Ananias used the same kind of language in his command to Paul. “Arise and be baptized, and wash away your sins, calling on the name of the Lord'” (Acts 22:16).  Paul could not literally wash away his own sins. However, Ananias told him how to achieve the result of having his sins washed away. And it depended on Paul’s taking action, being baptized. So, the washing away of his sins was the indirect result of baptism. That is why Ananias used the middle voice. The same effect occurs in 1 Peter 1:22. Peter’s readers had “purified their souls” in obeying through the Spirit. That is, the Spirit actually purified them, in response to their obedience to a command.

Although the act of obedience is not specified here, it is easy to infer that it was baptism, based on the promise in Acts 2:38, and Paul’s linking baptism with obedience to the Gospel in Romans 6:17. Peter continues by saying, “having been born again…” This term is synonymous with the terms in John 3:3,5 and Titus 3:5. It is connected by Peter with the act of purifying one’s own soul through obedience, and by the power of the Spirit. The verb in question is a present passive participle. God is the one who does the action, hence the passive voice. The time implied by the verb tense in the participle is relative to the time of the main verb, “purified.” So, being “born again” occurred at the time of the purification of the soul, which itself was the result of the act of obedience.

All of this is perfectly consistent with the idea of baptism being the obedient act, with purification of the soul and being “born again” the result. Of course, this does not prove that baptism is that act of obedience in this passage. However, baptism is the action associated with the new birth in Scripture. If “obedience” demands action, then baptism is the only thing that could be meant.
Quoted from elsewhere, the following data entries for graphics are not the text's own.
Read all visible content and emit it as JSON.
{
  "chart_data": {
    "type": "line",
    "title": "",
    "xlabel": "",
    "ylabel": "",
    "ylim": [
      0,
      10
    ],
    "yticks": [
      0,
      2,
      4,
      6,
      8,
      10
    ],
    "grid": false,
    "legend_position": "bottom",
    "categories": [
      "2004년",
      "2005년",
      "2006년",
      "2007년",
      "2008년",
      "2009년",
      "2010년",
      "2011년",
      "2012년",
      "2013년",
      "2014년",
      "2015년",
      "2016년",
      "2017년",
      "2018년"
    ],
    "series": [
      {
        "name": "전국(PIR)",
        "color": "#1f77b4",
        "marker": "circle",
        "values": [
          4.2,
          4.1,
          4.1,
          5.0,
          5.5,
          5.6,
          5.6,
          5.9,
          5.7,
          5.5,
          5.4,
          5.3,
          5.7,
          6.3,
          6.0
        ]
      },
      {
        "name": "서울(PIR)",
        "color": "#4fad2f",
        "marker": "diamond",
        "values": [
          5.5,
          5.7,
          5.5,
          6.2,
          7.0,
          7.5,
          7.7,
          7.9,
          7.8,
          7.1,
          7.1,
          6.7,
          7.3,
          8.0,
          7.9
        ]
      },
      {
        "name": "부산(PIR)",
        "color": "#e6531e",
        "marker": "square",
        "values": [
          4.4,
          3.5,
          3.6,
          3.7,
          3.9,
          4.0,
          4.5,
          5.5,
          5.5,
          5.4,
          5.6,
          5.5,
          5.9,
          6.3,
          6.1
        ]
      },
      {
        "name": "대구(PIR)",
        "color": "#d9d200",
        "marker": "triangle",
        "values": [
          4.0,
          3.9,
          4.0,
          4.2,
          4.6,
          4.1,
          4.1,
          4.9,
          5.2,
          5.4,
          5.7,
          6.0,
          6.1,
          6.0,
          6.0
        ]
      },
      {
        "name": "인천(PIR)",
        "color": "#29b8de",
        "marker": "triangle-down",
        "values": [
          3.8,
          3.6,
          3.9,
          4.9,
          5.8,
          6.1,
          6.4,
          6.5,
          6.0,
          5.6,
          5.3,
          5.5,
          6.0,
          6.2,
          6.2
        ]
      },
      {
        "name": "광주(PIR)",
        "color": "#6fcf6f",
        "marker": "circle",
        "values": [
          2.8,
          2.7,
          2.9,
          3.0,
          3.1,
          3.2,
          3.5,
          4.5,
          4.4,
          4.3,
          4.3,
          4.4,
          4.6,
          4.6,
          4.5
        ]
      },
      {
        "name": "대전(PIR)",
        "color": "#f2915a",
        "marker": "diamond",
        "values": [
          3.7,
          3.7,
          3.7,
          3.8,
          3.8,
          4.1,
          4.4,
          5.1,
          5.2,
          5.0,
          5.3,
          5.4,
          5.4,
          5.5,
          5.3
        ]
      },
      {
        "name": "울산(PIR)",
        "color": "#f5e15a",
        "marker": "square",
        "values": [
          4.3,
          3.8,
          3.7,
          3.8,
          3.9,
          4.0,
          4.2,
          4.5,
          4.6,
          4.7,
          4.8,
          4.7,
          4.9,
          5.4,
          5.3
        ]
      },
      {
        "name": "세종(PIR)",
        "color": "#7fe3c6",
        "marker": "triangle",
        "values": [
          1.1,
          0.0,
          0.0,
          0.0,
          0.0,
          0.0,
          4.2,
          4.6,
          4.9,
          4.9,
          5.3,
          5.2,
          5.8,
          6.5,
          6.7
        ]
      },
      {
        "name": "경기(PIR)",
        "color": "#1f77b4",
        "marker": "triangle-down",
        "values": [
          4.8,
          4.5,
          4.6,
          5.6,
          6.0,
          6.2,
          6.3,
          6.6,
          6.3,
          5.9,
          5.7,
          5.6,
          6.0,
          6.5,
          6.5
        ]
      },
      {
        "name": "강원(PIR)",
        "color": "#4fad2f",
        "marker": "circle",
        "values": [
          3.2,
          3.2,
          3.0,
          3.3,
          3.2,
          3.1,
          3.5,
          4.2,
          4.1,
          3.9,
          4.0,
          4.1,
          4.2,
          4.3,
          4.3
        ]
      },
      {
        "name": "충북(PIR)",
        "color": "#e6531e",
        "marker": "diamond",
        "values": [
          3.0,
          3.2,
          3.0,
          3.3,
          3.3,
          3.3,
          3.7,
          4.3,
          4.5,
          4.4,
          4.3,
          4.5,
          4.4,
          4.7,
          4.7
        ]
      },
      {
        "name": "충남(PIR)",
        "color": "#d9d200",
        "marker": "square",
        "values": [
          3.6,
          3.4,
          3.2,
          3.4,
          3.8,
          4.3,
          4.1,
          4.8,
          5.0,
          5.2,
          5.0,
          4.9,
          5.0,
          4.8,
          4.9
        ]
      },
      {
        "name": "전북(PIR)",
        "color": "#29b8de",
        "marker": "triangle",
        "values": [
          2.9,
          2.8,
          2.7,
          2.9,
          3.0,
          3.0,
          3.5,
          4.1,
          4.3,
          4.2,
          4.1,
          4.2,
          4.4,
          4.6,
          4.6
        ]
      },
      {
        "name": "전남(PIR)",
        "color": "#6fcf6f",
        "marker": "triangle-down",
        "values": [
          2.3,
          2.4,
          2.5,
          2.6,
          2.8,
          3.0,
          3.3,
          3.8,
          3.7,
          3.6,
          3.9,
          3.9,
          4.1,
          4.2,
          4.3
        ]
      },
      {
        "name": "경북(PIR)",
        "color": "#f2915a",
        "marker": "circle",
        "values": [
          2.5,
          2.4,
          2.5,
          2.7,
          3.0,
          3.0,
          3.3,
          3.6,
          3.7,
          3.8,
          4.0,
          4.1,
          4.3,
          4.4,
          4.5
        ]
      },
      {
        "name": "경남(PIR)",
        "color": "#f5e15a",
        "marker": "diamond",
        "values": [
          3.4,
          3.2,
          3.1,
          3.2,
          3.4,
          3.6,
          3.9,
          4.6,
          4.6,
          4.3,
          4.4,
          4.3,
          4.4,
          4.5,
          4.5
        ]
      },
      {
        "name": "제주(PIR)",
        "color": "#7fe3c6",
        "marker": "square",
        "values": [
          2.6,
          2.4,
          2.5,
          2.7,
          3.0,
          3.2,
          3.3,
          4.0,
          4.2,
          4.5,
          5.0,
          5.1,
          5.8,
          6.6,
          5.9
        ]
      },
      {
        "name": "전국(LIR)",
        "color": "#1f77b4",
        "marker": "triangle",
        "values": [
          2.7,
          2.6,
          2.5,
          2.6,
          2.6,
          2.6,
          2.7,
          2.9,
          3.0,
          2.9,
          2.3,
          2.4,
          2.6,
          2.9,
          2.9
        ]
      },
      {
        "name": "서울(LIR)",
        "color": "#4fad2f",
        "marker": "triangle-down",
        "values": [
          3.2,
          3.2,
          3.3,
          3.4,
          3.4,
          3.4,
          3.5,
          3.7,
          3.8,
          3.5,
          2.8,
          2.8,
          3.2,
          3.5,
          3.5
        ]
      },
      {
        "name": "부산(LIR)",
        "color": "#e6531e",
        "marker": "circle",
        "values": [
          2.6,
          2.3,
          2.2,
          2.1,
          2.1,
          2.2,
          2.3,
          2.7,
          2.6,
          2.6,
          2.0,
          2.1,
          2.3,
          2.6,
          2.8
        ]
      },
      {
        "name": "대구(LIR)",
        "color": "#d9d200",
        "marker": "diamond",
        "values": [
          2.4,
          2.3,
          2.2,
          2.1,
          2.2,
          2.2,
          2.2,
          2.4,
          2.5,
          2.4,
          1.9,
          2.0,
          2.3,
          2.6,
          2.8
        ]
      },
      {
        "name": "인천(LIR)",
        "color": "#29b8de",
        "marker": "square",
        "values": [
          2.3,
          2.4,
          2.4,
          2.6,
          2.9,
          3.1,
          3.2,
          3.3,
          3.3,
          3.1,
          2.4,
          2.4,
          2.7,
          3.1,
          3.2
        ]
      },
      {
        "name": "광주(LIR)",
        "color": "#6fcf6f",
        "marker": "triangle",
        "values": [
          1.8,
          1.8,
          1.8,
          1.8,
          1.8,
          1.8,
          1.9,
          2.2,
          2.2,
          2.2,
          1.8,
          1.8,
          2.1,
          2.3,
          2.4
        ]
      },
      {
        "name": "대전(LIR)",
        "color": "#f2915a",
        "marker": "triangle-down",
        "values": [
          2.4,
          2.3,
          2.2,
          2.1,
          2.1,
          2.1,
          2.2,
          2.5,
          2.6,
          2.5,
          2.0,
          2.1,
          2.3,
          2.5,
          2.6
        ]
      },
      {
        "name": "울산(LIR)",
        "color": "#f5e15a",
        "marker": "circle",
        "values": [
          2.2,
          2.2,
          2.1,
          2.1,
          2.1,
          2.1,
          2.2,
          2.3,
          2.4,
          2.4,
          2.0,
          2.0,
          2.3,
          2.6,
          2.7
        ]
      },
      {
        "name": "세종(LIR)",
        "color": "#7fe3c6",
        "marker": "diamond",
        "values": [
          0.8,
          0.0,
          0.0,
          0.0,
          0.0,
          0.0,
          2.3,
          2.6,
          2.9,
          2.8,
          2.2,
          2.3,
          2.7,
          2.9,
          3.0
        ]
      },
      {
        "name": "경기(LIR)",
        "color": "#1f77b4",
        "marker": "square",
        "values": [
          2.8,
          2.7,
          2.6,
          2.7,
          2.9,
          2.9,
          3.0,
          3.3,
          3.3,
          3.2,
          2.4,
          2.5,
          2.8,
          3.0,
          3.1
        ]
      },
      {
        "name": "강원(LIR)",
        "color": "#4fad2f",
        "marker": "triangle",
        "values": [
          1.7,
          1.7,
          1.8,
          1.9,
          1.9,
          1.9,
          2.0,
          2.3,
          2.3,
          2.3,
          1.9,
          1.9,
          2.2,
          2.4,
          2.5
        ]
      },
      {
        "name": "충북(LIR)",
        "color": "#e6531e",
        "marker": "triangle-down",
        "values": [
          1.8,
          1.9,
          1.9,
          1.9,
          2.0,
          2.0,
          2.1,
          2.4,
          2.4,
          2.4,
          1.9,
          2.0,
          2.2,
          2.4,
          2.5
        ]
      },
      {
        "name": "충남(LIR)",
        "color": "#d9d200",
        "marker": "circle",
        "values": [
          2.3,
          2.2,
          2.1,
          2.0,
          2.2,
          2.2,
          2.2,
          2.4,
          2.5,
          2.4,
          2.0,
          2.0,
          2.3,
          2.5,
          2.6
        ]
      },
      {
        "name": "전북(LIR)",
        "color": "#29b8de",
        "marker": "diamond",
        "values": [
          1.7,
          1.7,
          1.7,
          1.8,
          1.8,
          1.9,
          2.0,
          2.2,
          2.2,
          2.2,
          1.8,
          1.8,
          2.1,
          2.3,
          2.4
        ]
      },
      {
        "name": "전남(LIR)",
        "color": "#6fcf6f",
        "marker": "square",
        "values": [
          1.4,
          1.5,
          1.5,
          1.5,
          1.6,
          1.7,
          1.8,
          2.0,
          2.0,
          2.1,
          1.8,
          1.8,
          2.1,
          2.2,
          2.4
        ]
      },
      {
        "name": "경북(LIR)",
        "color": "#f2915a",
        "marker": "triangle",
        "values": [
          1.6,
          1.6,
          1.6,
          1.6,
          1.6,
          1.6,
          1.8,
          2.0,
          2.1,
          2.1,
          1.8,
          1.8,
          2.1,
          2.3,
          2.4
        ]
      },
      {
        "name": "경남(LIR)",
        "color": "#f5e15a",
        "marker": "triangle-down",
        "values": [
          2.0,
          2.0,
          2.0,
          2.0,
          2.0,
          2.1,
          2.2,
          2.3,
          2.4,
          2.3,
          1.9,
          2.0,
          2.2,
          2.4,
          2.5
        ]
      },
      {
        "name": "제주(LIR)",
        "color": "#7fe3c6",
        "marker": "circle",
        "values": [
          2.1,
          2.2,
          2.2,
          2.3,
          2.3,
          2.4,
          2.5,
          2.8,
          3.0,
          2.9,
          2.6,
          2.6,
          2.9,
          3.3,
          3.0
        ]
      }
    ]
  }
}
While it is possible to claim that “faith” is obedience, baptism fits much better with the concept of obedience, because it is a tangible act (cf. Acts 2:38 & 41). Also, the three passages we have discussed here, John 3:3,5, Titus 3:5-6, 1 Peter 1:22-23, have far too much in common to dismiss a connection between them. They all speak of the new birth. They all refer to the role of the Spirit in regeneration. One mentions being “born of water,” another a “bath of second birth,” and the third being an unspecified act of obedience, from which the “new birth” results. A blind man can see the connection.

We are not suggesting that these passages cannot be taken allegorically. They obviously are taken that way by those who see no connection between baptism and the new birth. But, the literal meaning is always preferred, particularly when there is so much in common with other passages that cannot be taken figuratively.

Our aim here is not to overstate our case, but to show the beautiful consistency of all such passages with the scenario we have laid out; namely, that regeneration (new birth) takes place in conjunction with obedience to the command to be baptized in water. Baptism is the tangible act of both faith and repentance, the means by which one “obeys” the Gospel, and “receives” the free gift of eternal life.